The station quoted villagers alleging that the five who were attacked around 7 am lost " a lot of blood while waiting for an ambulance that (finally) arrived at 5pm…" because the local councillor argued that the buffalo was "more valuable than the traitors who voted for the MDC…"

Similarly, the station and The Daily Mirror (21/6) reported on the violent break-up by riot police of women activists from Women of Zimbabwe Arise (WOZA) intending to hold a protest march in Bulawayo against the political situation in the country and in remembrance of exiled Zimbabweans, as part of their commemoration of the World Refugees Day. About 70 women were reportedly arrested and detained.

It is such high-handedness by State security agents, which the Law Society of Zimbabwe and the International Confederation of Trade Unions condemned on SW Radio Africa (22/6) and in the Independent.

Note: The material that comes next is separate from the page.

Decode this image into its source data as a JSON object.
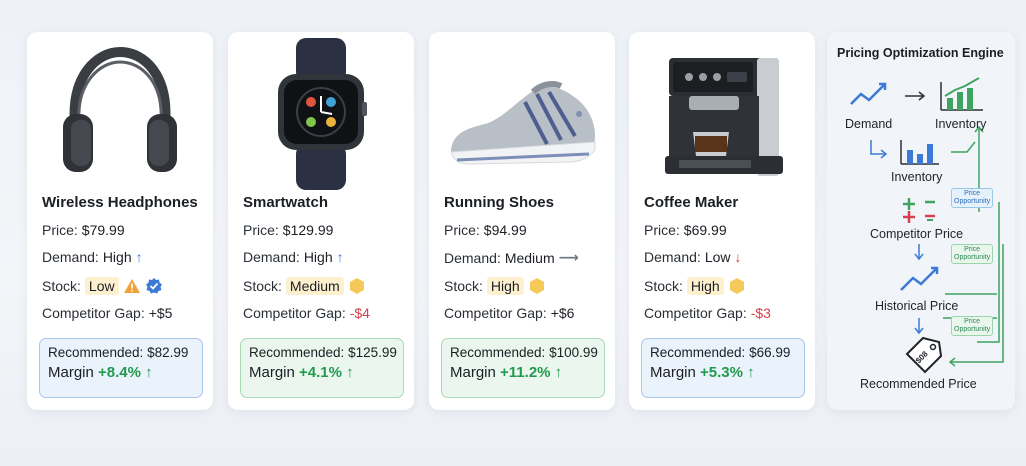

In fact, Studio 7 (24/6) and the Independent reported local churches and NGOs voicing concern about the prevalence of State-tolerated torture in Zimbabwe during the commemoration of the UN International Day in Support of Victims of Torture.

And vindicating their concerns was Amnesty International, which recently wrote a letter to South African President Thabo Mbeki to "ratchet up pressure" on the Zimbabwean government to end the on going rights abuses, (the Zimbabwe Independent).